The operative procedure. B6, the superior segmental bronchus. S6, the superior segment. (A) The left main and the superior segmental bronchi were cut in a deep wedge shape and a bronchial wall flap was made from part of the lower lobar bronchus to match the aperture of the main bronchus with the caliber of the superior segmental bronchi (red arrow). (B) A deep one-third circle was sewn with a running suture using 4-0 monofilament absorbable suture (white arrow), and the remaining circle was sewn with interrupted sutures. (C) To prevent torsion, the superior segment was sutured to the intercostal muscle at the site of the thoracotomy wound (white arrow).

Fig. 3

(A) Postoperative chest X-ray demonstrated that the superior segment was located at a suitable position and expanded properly. (B) Bronchoscopy showed patent anastomosis between the left main and the superior segmental bronchi.

Comment

Extended bronchoplasty for locally advanced lung cancer is a challenging procedure that requires a removal of more than a pulmonary lobe and the adjustment of different bronchial calibers.– As Okada et al. reported, pneumonectomy should be avoided at all costs because the risk of perioperative morbidity and mortality is greater in pneumonectomy than in lobectomy and there are complications peculiar to pneumonectomy that worsen the quality of life for a long time, such as the so-called postpneumonectomy syndrome., Okada et al. classified 15 patients who underwent extended bronchoplasty into three groups according to the surgical procedure.
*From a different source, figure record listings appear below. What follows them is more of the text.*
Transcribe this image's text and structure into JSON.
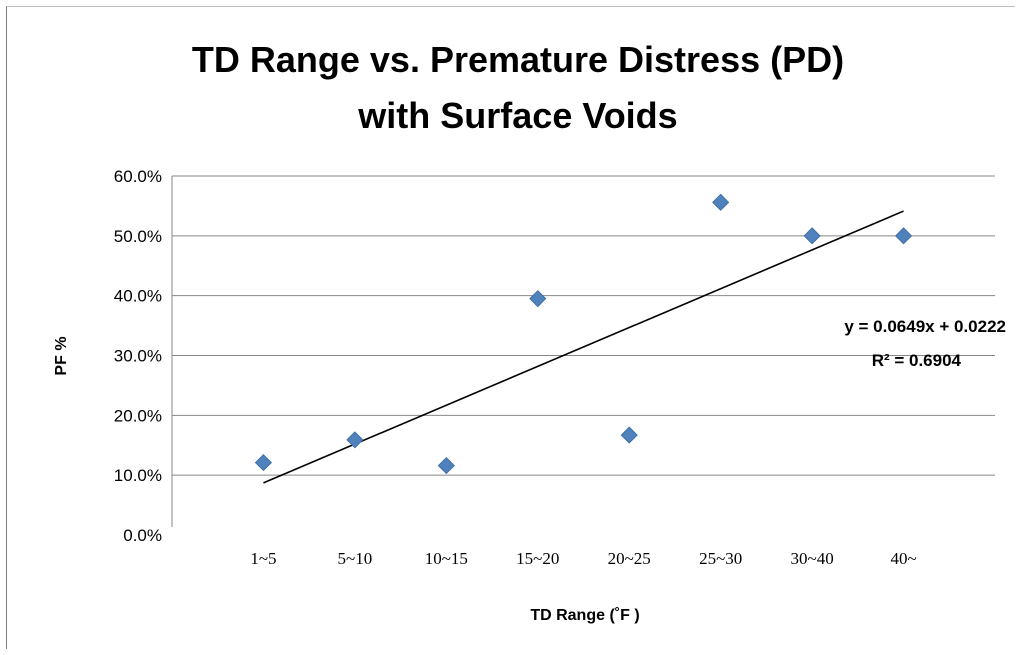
{
  "chart_data": {
    "type": "scatter",
    "title_lines": [
      "TD Range vs. Premature Distress (PD)",
      "with Surface Voids"
    ],
    "xlabel": "TD Range (˚F )",
    "ylabel": "PF %",
    "categories": [
      "1~5",
      "5~10",
      "10~15",
      "15~20",
      "20~25",
      "25~30",
      "30~40",
      "40~"
    ],
    "y_ticks": [
      "0.0%",
      "10.0%",
      "20.0%",
      "30.0%",
      "40.0%",
      "50.0%",
      "60.0%"
    ],
    "ylim": [
      0,
      0.6
    ],
    "grid": "horizontal",
    "marker": "diamond",
    "marker_color": "#4F81BD",
    "series": [
      {
        "x": [
          1,
          2,
          3,
          4,
          5,
          6,
          7,
          8
        ],
        "values": [
          0.121,
          0.159,
          0.116,
          0.395,
          0.167,
          0.556,
          0.5,
          0.5
        ]
      }
    ],
    "trendline": {
      "type": "linear",
      "slope": 0.0649,
      "intercept": 0.0222,
      "x_range": [
        1,
        8
      ],
      "equation_label": "y = 0.0649x + 0.0222",
      "r2_label": "R² = 0.6904"
    }
  }
}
However, the present type of anastomosis between the left main and the superior segmental bronchi was not classified in the article and has not previously been reported. Regarding anastomosis between the left main and the superior segmental bronchi, the bronchi were cut in a deep wedge shape and were trimmed to match the calibers. The reason why the deep wedge cut was performed is that the superior segmental bronchus immediately diverged into the three subsegmental bronchi and sleeve resection was thought to be difficult for anatomical reasons. Another reason is that wedge resection was thought to be superior to sleeve resection from the point of view of blood flow at the superior segmental side, where the bronchial wall flap was made. The adjustment of the caliber difference between the two bronchi is quite important to successful anastomosis. Therefore, the bronchial wall flap was made at the superior segmental side in the present case. Regarding the respiratory function, the better postoperative VC and FEV1 values demonstrate that even just one segment of the lung is worthy of preservation. Furthermore, only the superior segment prevented a rapid mediastinal shift and did not cause serious complications, such as postpneumonectomy syndrome or dysphagia. This unique technique that avoids pneumonectomy is quite useful for preserving the patient’s long-term quality of life after surgery.

Disclosure Statement

All authors have no conflicts of interest.